For loop with conditional statements not working as expected (Pandas)

Question:

#Loop through example dataset 
for id in df['val_id']:
        #total assigned value 
        df['tot_val'] = 0
        #loop through facilities 
        for fac in df['fac_id']:
            if df['product'].isin(['XL', 'CL', 'DL']).all():
                df['row'] = min(df['our_val_amt'] - df['tot_val'], df['val_against'])
            else:
                df['row'] = 0
                
            df['tot_val'] = df['tot_val'] + df['row']
            df['row'] = df['row'] + 1


Sample to test val_against > val_amt change
# df = pd.DataFrame(data=[["compx","xx1","yy1",424,418,"XL"],["compx","xx1","yy2",424,134,"CL"],["compx","xx2","yy3",472,60,"DL"],["compx","xx2","yy4",472,104,"CL"], ["compx", "xx3", "yy5", 490, 50, "XL"], ["compx", "xx3", "yy6", 490, 500, "CL"], ["compx", "xx3", "yy7", 490, 200, "DL"], ["compx", "xx4", "yy8", 510, 200, "CL"], ["compx", "xx4", "yy9", 510, 300, "CL"], ["compx", "xx4", "yy10", 510, 50, "XL"]], columns=["name","val_id","fac_id","our_val_amt","val_against","product"])


I am trying to in Pandas double loop through the ‘val_id’ and ‘fac_id’ column and create a new field from the following conditions.

1.Within each ‘val_id’ loop if ‘product’ == ‘CL’ then min of ‘val_against’ and ‘our_val_amt’ e.g. min( val_against (134), our_val_amt (424)) therefore ‘NEW FIELD’ = 134. Also if the sum of NEW FIELD exceeds "our_val_amt", then subtract it from "our_val_amt". e.g. for val_id "xx4", (200 + 300 + 50) = 550 which exceeds our_val_amt=510, so NEW FILED = 550 – 510 = 10.

2.If product != ‘CL’ and is in the same ‘val_id’ group. The remainder to be subtracted from ‘our_val_amt’ to be inserted in ‘NEW FIELD’. e.g ‘our_val_amt’ (424) – from step 1 (134) = 290. This inserted above ‘NEW FIELD’.

3.Repeat steps for val_id xx2. NEW FIELD calculation for CL = 104 and XL = 472 – 104 = 368.
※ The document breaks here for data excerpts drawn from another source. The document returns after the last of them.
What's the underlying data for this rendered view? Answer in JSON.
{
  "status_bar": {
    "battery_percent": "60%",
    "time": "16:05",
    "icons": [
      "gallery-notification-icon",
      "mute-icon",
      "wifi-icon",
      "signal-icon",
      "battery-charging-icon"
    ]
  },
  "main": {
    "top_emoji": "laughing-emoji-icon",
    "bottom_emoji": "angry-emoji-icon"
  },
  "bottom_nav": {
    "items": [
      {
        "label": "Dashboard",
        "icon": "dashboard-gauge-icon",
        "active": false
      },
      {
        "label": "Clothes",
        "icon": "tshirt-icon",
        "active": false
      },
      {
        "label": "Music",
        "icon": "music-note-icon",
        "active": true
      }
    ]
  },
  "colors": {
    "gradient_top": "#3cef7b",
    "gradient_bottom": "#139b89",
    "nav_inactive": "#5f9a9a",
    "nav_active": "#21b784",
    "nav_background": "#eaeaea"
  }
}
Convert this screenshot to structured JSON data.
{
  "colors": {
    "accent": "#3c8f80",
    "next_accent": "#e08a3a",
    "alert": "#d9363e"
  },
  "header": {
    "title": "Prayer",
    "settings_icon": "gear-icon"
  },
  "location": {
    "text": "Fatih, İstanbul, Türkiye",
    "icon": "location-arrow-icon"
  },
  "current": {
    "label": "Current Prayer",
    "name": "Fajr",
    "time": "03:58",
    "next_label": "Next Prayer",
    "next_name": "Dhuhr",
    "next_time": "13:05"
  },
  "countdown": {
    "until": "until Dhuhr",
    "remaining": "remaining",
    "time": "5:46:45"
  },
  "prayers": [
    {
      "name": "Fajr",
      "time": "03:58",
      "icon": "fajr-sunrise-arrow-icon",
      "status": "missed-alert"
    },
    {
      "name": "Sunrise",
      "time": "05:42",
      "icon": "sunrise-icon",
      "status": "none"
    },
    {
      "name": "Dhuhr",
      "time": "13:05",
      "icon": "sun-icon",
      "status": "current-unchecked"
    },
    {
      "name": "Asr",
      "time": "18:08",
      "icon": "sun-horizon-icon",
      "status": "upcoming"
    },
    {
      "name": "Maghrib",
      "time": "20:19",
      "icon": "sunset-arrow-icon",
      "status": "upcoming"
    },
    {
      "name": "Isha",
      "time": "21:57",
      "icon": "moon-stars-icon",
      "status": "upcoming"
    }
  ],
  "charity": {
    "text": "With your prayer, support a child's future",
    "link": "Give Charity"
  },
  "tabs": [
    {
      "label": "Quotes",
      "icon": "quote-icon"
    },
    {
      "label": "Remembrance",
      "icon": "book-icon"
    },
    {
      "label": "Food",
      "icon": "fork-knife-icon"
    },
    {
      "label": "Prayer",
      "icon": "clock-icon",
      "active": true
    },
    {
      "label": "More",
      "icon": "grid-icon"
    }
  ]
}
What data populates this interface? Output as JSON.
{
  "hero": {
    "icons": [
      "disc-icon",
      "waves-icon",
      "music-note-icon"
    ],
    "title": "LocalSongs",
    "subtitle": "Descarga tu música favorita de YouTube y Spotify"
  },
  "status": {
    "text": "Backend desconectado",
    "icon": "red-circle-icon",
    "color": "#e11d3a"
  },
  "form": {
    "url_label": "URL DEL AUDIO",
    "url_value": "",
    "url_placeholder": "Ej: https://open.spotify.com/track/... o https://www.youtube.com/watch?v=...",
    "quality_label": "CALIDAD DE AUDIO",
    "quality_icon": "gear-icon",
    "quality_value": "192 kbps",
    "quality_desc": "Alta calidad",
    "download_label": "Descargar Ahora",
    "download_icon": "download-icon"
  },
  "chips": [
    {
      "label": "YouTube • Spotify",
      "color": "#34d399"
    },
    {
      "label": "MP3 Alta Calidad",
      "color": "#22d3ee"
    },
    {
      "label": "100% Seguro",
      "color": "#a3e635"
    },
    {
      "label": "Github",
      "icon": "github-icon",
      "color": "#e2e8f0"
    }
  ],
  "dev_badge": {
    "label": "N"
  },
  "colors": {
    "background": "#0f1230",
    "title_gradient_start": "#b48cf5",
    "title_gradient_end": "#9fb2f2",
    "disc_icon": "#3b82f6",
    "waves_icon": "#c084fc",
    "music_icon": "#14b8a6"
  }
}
Dataset with computed fields labeled with **

|  name | val_id | fac_id  | our_val_amt | val_against | product | **row** | **totval**|**Field Want**
| compx |  xx1   |  yy1    |   424       |    418      |   XL    |   290   |     0     |   290
| compx |  xx1   |  yy2    |   424       |    134      |   CL    |   134   |    134    |   134
| compx |  xx2   |  yy3    |   472       |    60       |   DL    |   0     |     0     |   368
| compx |  xx2   |  yy4    |   472       |    104      |   CL    |   104   |   104     |   104
| compx |  xx3   |  yy5    |   490       |    50       |   XL    | 
| compx |  xx3   |  yy6    |   490       |    500      |   CL    | 
| compx |  xx3   |  yy7    |   490       |    200      |   DL    | 
| compx |  xx4   |  yy8    |   510       |    200      |   CL    | 
| compx |  xx4   |  yy9    |   510       |    300      |   CL    | 
| compx |  xx4   |  yy10   |   510       |    50       |   CL    | 

Expected Output

|  name | val_id | fac_id  | our_val_amt | val_against | product | new field |
| compx |  xx1   |  yy1    |   424       |    418      |   XL    | 290       | 
| compx |  xx1   |  yy2    |   424       |    134      |   CL    |  134      |  
| compx |  xx2   |  yy3    |   472       |    60       |   DL    | 368       |  
| compx |  xx2   |  yy4    |   472       |    104      |   CL    |  104      |
| compx |  xx3   |  yy5    |   490       |    50       |   XL    | 0         | 
| compx |  xx3   |  yy6    |   490       |    500      |   CL    |  490      |  
| compx |  xx3   |  yy7    |   490       |    200      |   DL    | 0         |  
| compx |  xx4   |  yy8    |   510       |    200      |   CL    |  200      |
| compx |  xx4   |  yy9    |   510       |    300      |   CL    |  300      |
| compx |  xx4   |  yy10   |   510       |    50       |   CL    |  10       |

The **row** and ** totval** are fields i created trying to create the field that i want with the logic above.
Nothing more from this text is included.